News
Security agencies invite six alleged terror financiers for questioning
Security agencies have invited six individuals and three companies recently designated by the Nigeria Sanctions Committee (NSC) for alleged terrorism financing, as investigations into their suspected links to the Islamic State West Africa Province (ISWAP) and affiliated terrorist networks intensify.
Also, the Federal Government has so far secured 1,721 terrorism-related convictions through mass trials of terrorists since the programme began in 2017.
Meanwhile, the Director-General of the Department of State Services (DSS), Oluwatosin Ajayi, has disclosed that the Service is pursuing several high-impact cybercrime prosecutions as part of efforts to strengthen deterrence and curb the misuse of digital platforms.
According to the United Nations, communities in northern Nigeria have reported cases of individuals joining bandits so they can have food or income. This is just as hunger across Nigeria’s conflict-hit North is at levels not seen in a decade, as violence spreads and aid shrinks.
The coordinated initiative of the Federal Government involved the Office of the National Security Adviser (ONSA), the Federal Ministry of Justice, the judiciary, security and law enforcement agencies, and international partners.
The ONSA Director Legal Services, Zakari Mijinyawa, disclosed this yesterday during a Joint Security Press Briefing by spokespersons of security, defence and law enforcement agencies.
Ten phases of the mass trials have been conducted, resulting in 1,721 convictions for terrorism and related offences.
The trial ensured that defendants against whom the prosecution could not establish guilt beyond a reasonable doubt were discharged or acquitted, demonstrating the government’s commitment to due process, the rule of law, and fair trial standards.
THE invitation followed the designation of the suspected financiers by the Nigeria Financial Intelligence Unit (NFIU), which also directed the freezing of all funds, assets and economic resources linked to them in line with the Terrorism (Prevention and Prohibition) Act, 2022, and relevant United Nations Security Council (UNSC) resolutions.

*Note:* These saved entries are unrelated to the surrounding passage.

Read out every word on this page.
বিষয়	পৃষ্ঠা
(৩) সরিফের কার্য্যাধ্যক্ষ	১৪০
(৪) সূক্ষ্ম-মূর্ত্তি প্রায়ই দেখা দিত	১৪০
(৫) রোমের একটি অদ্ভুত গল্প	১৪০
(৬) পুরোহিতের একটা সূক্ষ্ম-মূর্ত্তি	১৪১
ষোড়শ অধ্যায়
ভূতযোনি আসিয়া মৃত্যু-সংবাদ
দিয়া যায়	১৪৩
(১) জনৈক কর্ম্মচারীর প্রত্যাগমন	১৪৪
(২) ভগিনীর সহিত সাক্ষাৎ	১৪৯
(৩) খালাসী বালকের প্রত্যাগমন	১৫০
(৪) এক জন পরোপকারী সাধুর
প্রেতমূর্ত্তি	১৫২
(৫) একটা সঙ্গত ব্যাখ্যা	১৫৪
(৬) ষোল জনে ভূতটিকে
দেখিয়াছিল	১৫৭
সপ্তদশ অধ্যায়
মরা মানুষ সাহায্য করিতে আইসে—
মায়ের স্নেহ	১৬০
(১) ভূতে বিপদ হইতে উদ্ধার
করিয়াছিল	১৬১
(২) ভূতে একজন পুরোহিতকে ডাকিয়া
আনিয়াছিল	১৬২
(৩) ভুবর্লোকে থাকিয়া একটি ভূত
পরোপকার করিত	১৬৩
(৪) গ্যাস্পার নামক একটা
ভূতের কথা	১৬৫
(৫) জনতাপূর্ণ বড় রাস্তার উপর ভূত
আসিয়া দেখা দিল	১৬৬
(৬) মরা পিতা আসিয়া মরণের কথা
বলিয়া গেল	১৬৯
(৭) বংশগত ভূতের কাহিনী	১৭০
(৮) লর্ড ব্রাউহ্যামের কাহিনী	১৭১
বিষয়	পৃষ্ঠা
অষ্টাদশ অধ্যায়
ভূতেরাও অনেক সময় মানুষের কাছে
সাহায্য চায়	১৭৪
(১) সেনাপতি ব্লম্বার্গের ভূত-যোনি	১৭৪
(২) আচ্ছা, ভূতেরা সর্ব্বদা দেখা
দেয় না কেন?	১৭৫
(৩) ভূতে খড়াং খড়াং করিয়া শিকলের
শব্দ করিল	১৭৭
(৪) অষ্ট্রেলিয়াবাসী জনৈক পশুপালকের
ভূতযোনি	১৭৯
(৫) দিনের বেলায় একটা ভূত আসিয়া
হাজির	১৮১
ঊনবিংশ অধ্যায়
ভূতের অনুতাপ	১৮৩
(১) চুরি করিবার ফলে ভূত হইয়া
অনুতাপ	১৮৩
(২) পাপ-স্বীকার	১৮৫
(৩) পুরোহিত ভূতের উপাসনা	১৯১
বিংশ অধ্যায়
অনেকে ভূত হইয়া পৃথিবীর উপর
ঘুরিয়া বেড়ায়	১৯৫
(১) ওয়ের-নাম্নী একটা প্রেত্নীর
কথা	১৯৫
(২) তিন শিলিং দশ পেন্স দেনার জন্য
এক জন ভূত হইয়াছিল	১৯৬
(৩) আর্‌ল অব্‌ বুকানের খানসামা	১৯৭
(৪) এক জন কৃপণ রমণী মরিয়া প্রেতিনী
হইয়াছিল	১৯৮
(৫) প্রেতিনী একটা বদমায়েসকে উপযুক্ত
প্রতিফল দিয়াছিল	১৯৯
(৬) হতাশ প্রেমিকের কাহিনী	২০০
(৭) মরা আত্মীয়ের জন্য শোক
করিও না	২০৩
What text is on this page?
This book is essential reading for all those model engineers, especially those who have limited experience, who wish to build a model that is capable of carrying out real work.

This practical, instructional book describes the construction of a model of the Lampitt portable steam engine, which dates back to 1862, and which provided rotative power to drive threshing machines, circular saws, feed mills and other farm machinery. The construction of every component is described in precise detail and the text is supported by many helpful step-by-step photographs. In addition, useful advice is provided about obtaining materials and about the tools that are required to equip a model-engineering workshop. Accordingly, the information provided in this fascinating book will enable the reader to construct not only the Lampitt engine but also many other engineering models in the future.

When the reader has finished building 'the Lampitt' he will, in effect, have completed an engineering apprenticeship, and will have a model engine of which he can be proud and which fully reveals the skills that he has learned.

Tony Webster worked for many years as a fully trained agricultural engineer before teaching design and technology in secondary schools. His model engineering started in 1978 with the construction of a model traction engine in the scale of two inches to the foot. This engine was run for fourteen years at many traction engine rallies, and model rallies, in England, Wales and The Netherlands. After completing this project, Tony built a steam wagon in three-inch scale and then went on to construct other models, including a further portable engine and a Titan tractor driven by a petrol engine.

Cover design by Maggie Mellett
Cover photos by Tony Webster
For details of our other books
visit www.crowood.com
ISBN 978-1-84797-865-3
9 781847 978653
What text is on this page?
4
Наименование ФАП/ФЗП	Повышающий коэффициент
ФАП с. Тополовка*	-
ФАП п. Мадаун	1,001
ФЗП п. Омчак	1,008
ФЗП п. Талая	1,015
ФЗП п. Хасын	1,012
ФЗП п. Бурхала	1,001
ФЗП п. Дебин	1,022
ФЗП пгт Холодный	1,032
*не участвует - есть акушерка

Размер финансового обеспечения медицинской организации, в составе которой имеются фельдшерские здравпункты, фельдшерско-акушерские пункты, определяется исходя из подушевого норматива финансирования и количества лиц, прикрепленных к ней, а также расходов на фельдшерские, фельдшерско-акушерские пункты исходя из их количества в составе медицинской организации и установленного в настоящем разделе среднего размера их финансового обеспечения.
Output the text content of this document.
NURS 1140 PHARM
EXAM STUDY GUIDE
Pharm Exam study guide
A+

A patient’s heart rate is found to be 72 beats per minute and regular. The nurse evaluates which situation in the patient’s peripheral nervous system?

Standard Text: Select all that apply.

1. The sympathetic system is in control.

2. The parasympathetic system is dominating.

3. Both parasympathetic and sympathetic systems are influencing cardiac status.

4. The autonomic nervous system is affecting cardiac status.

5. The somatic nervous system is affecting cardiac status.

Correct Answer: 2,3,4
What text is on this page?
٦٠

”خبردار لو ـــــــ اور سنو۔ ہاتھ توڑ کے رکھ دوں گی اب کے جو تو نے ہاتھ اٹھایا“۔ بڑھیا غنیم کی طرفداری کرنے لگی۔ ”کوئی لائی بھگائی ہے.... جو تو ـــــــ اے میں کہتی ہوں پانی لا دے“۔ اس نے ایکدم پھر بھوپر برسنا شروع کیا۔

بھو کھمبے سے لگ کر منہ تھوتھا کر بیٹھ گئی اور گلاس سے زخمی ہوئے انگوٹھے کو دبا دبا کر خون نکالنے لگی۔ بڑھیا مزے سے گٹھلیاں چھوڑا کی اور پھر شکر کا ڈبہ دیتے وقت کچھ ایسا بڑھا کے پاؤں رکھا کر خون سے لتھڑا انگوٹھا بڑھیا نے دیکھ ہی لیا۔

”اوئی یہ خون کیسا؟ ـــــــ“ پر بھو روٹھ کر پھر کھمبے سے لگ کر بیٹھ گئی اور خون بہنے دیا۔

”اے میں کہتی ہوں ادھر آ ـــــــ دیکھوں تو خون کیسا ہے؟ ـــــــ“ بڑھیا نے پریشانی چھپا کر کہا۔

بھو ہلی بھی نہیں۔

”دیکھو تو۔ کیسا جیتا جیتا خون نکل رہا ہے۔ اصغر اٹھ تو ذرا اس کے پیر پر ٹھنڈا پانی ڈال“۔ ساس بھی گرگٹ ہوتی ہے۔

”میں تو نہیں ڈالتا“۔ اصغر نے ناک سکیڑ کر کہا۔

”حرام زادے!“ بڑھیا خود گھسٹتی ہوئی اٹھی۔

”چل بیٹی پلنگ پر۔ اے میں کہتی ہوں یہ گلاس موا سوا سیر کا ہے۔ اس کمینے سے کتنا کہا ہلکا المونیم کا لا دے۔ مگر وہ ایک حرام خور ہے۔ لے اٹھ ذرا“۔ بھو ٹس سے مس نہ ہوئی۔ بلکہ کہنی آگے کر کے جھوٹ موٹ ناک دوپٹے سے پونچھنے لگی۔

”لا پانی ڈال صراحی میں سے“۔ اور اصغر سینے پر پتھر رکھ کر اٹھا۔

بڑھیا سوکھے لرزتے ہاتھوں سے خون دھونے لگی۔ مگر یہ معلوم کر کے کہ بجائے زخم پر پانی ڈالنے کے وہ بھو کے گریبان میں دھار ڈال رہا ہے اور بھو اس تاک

Speaking at a joint media briefing by security, defence and law enforcement agencies in Abuja yesterday, an official of NFIU, Kingsley Amaku, said the designations were based on extensive intelligence gathering, financial investigations and inter-agency assessments.
According to him, the designated individuals are Muktar Adamu, Ibrahim Ogirima, Adamu Chiroma, Ibrahim Abubakar, Abdullahi Usman and Babangida Hammajam. The affected entities are Abbal Bako & Sons Bureau De Change Limited, Generation Currency BDC Limited and Nine to Nine BDC Limited.
Amaku noted that Muktar Adamu was also sanctioned by the United States Department of the Treasury’s Office of Foreign Assets Control (OFAC), alongside Generation Currency BDC Limited and Nine to Nine BDC Limited, for their alleged role in supporting terrorist financing.
He said financial institutions and Designated Non-Financial Businesses and Professions (DNFBPs) had been directed to immediately identify and freeze assets linked to the designated persons and entities.
SPEAKING at the public presentation of Electronic Evidence (Second Edition) and A Compendium of Cases on Electronic Evidence, Volume II, Ajayi said the DSS had deliberately identified cases capable of setting legal precedents and discouraging cyber-enabled offences.
According to him, investigators and prosecutors are focusing on cases whose outcomes could reinforce compliance with the law and promote responsible use of digital platforms.
“We are prosecuting a number of suspects who committed offences under that Act,” Ajayi said, referring to the Cybercrimes Act.
He added that DSS had intentionally selected a handful of cases expected to have significant deterrent value.
“We have picked one, or two, or three, four, five, six that will give impact,” he said.
The DSS chief also revealed that one of the pending cases involves a presidential candidate alleged to have made statements against the President, but declined to provide further details because the matter is before the court.
“There is one of them who is a presidential candidate and disparaged a sitting President. We chose that one. I can’t talk about him because he is in court,” he stated.
MAKING the bandits’ recruitment revelations, yesterday, the UN’s World Food Programme (WFP) noted that more than 17 million persons in the North were experiencing “crisis, emergency or catastrophic levels” of hunger.
Nigeria has been battling a jihadist insurgency in the North-East since 2009, with recent expansions into the North-West.
“What concerns us most is how this crisis is expanding,” WFP Regional Director for West and Central Africa, Kinday Samba, stated, adding that the spread of violence “across a much wider area” forces people from farmland, drives displacement, and restricts humanitarian access.
The International Monetary Fund (IMF) reported last month that poverty rose under President Bola Tinubu, who embarked on a raft of economic reforms supported by economists but which have also driven up prices.
At the height of the 2025 “lean season”, when the previous year’s food stocks were running low but new crops weren’t ready for harvest, the agency delivered food and nutrition aid to 1.3 million people.